There wasn't a timeline for its release, however. Final Fantasy VII Remake only launched just over a month ago and it's an issue Adam says every platform holder struggles with. "That's always a challenge because when you're putting together an announcement, you want there to be a tangible timeline, but conversely, you also want games to come out when they're ready. I don't think anyone wanted it to take as long as it did."
And then, after a quick segment dedicated to all things Devolver Digital, the Kickstarter for Shenmue III was announced. What Sony had to decide here was how it would give Yu Suzuki the biggest platform possible to launch the fundraiser while making it clear that it was not the game's publisher. "I think in general that was a unique one because we weren't publishing it, we were providing support for the game. When you think about Shenmue and how people are so excited about it, what would be the best way to celebrate it? And so since we weren't going to publish it, the deal wasn't what they wanted and not what we wanted, we had to create a really unique scenario."
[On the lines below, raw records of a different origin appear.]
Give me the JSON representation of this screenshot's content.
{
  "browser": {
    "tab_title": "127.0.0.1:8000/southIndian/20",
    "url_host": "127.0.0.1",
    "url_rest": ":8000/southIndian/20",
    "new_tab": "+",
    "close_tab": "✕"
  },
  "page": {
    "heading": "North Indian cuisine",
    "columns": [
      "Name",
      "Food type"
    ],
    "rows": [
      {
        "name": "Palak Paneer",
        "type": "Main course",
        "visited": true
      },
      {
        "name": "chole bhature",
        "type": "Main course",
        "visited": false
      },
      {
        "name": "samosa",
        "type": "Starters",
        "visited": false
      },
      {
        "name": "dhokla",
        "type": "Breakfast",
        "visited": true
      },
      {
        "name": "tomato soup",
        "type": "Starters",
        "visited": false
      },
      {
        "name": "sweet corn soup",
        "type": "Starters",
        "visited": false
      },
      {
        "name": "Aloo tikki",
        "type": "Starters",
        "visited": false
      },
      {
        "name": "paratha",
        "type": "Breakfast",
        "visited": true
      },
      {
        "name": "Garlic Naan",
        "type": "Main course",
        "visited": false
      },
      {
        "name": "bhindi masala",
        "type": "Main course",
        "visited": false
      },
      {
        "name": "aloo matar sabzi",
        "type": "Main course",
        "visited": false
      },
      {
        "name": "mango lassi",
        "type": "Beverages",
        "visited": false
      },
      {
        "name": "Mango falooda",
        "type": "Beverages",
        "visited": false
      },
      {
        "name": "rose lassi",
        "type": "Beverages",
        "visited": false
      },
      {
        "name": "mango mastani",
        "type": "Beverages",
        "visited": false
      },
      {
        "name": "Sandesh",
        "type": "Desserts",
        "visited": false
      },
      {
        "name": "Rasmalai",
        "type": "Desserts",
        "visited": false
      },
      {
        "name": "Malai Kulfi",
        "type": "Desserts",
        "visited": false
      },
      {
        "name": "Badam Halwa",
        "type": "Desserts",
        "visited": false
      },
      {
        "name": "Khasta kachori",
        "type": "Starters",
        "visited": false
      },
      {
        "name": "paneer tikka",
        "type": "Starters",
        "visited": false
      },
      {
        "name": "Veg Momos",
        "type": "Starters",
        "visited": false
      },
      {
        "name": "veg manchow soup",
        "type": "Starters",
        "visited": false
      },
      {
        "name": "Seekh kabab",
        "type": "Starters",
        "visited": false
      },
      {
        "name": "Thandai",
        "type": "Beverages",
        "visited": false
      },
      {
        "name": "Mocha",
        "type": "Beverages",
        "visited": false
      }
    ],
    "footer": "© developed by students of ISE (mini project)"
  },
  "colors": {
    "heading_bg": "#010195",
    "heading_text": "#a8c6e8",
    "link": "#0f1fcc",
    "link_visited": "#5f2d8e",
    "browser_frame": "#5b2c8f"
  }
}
Adam says that there were some small worries due to the nature of Kickstarter, but the excitement was enough to carry the reveal through. "Let's give him the biggest stage in video games and allow him to make the biggest splash he possibly can." Shenmue III then went on to reach its funding goal of $2 million in the space of just 10 hours. When all was said and done, however, that total more than tripled across 69,320 backers.
From there, Sony went on to take a deeper look at Project Morpheus, which would later become known as PlayStation VR, before debuting Call of Duty: Black Ops III gameplay and a demo of Star Wars Battlefront. It was Uncharted 4: A Thief's End which rounded out the show -- a sequence which wowed fans around the world despite having to be restarted due to an unfortunate technical hiccup. And all in all, it was an E3 press conference for the ages. Sony's 2015 show was quickly coined "The Year of Dreams" after making so many wishes and hopes a reality and it hasn't been topped ever since. In fact, it may never be topped, such is the magnitude of its three biggest reveals.